The SEC told CNN Business that she had not changed her name and declined to comment further on the tweet.

Tesla shares plunged more than 2% after trading hours.

Musk has been boiling with the SEC since August 7, when he claimed on Twitter that he had secured the funding needed for Tesla to be privy to $ 420 per share. This caused the company's stocks to rise.

But Musk did not get the funding, the SEC said. The agency eventually filed a lawsuit against the chief billionaire last week.
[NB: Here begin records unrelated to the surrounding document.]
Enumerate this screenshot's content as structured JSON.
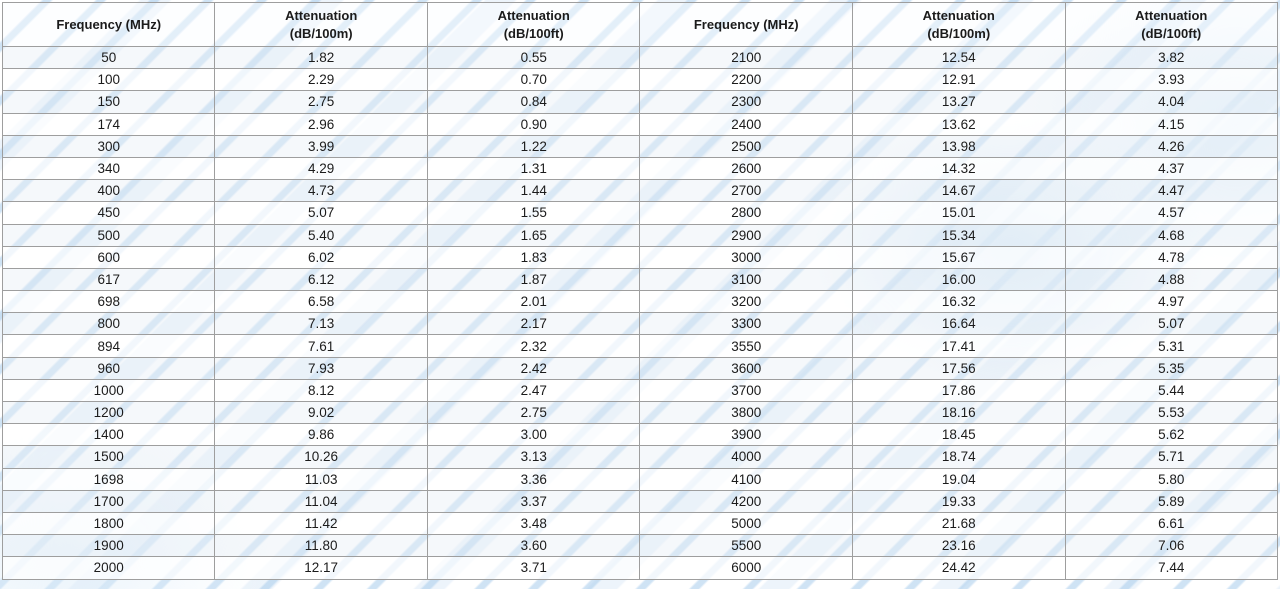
{
  "colors": {
    "border": "#9e9e9e",
    "outer_border": "#7f7f7f",
    "text": "#1b1b1b",
    "stripe_watermark": "#a8ccec",
    "row_tint": "#e7eef5",
    "background": "#ffffff"
  },
  "table": {
    "headers": [
      {
        "line1": "Frequency (MHz)",
        "line2": ""
      },
      {
        "line1": "Attenuation",
        "line2": "(dB/100m)"
      },
      {
        "line1": "Attenuation",
        "line2": "(dB/100ft)"
      },
      {
        "line1": "Frequency (MHz)",
        "line2": ""
      },
      {
        "line1": "Attenuation",
        "line2": "(dB/100m)"
      },
      {
        "line1": "Attenuation",
        "line2": "(dB/100ft)"
      }
    ],
    "rows": [
      [
        "50",
        "1.82",
        "0.55",
        "2100",
        "12.54",
        "3.82"
      ],
      [
        "100",
        "2.29",
        "0.70",
        "2200",
        "12.91",
        "3.93"
      ],
      [
        "150",
        "2.75",
        "0.84",
        "2300",
        "13.27",
        "4.04"
      ],
      [
        "174",
        "2.96",
        "0.90",
        "2400",
        "13.62",
        "4.15"
      ],
      [
        "300",
        "3.99",
        "1.22",
        "2500",
        "13.98",
        "4.26"
      ],
      [
        "340",
        "4.29",
        "1.31",
        "2600",
        "14.32",
        "4.37"
      ],
      [
        "400",
        "4.73",
        "1.44",
        "2700",
        "14.67",
        "4.47"
      ],
      [
        "450",
        "5.07",
        "1.55",
        "2800",
        "15.01",
        "4.57"
      ],
      [
        "500",
        "5.40",
        "1.65",
        "2900",
        "15.34",
        "4.68"
      ],
      [
        "600",
        "6.02",
        "1.83",
        "3000",
        "15.67",
        "4.78"
      ],
      [
        "617",
        "6.12",
        "1.87",
        "3100",
        "16.00",
        "4.88"
      ],
      [
        "698",
        "6.58",
        "2.01",
        "3200",
        "16.32",
        "4.97"
      ],
      [
        "800",
        "7.13",
        "2.17",
        "3300",
        "16.64",
        "5.07"
      ],
      [
        "894",
        "7.61",
        "2.32",
        "3550",
        "17.41",
        "5.31"
      ],
      [
        "960",
        "7.93",
        "2.42",
        "3600",
        "17.56",
        "5.35"
      ],
      [
        "1000",
        "8.12",
        "2.47",
        "3700",
        "17.86",
        "5.44"
      ],
      [
        "1200",
        "9.02",
        "2.75",
        "3800",
        "18.16",
        "5.53"
      ],
      [
        "1400",
        "9.86",
        "3.00",
        "3900",
        "18.45",
        "5.62"
      ],
      [
        "1500",
        "10.26",
        "3.13",
        "4000",
        "18.74",
        "5.71"
      ],
      [
        "1698",
        "11.03",
        "3.36",
        "4100",
        "19.04",
        "5.80"
      ],
      [
        "1700",
        "11.04",
        "3.37",
        "4200",
        "19.33",
        "5.89"
      ],
      [
        "1800",
        "11.42",
        "3.48",
        "5000",
        "21.68",
        "6.61"
      ],
      [
        "1900",
        "11.80",
        "3.60",
        "5500",
        "23.16",
        "7.06"
      ],
      [
        "2000",
        "12.17",
        "3.71",
        "6000",
        "24.42",
        "7.44"
      ]
    ]
  }
}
Two days later, the agency announced that Musk had accepted an agreement that would compel him to withdraw from the Tesla presidency and pay a $ 20 million fine. In addition, Tesla has agreed to pay $ 20 million to settle claims that it failed to adequately control Musk's tweets.

Tesla did not immediately respond to the request for comment on Musk's latest tweet.

Originally, the SEC's lawsuit was aimed at preventing Musk from holding management positions in a publicly traded company. The company has also agreed to install two new independent directors on its board of directors and to create a committee to oversee Musk's communications.

The agreement reached between Tesla and Musk with the SEC would allow Musk to remain as Tesla's CEO (TSLA) and does not require that he acknowledge having committed a wrongdoing.

But the settlement still needs to be approved by the court.

Musk's tweet arrived the same day Justice Alison Nathan, a US District Court Judge in New York, asked for a joint letter explaining why she needed to approve the interim settlement agreement between Musk and the Securities and Exchange Commission. Exchange Commission. The judge requested that the letter not exceed 10 pages and be double spaced. Due date: October 11th.

It is not a rare practice for a judge to ask for such a letter.

The judge does not have to accept the proposed settlement agreement. A federal judge tried in 2011 to decipher an agreement between Citigroup and the SEC, launching a three-year battle with the SEC. A superior court eventually took sides with the SEC.

In the case of Tesla, the SEC first tried to prevent Musk from sitting as an officer or director, but the settlement was finally settled three days later for much less.

It is possible that Justice Nathan will understand what has changed so quickly, according to Doug Davison, Conflict Resolution Partner at Linklaters and SEC Veteran.

This arrangement is unusual, says Jay Dubow, Pepper Hamilton Partner and former Branch Manager of the SEC Enforcement Division. As a rule, leaders are not allowed to stay as a general manager when they are forced to leave the position of president. But Dubow said he would be surprised that the judge ultimately rejected the proposed settlement.

"I think it's the judge who's paying attention," he said. "It's a high profile case."

The SEC and Musk are likely to argue that Musk's withdrawal as CEO could further damage the company's shares and therefore the shareholders, he said.

Barclays analyst, Brian Johnson, said in a recent note that Tesla's action involves a $ 130 musk premium, which could disappear if he is forced to leave the company. 39; company.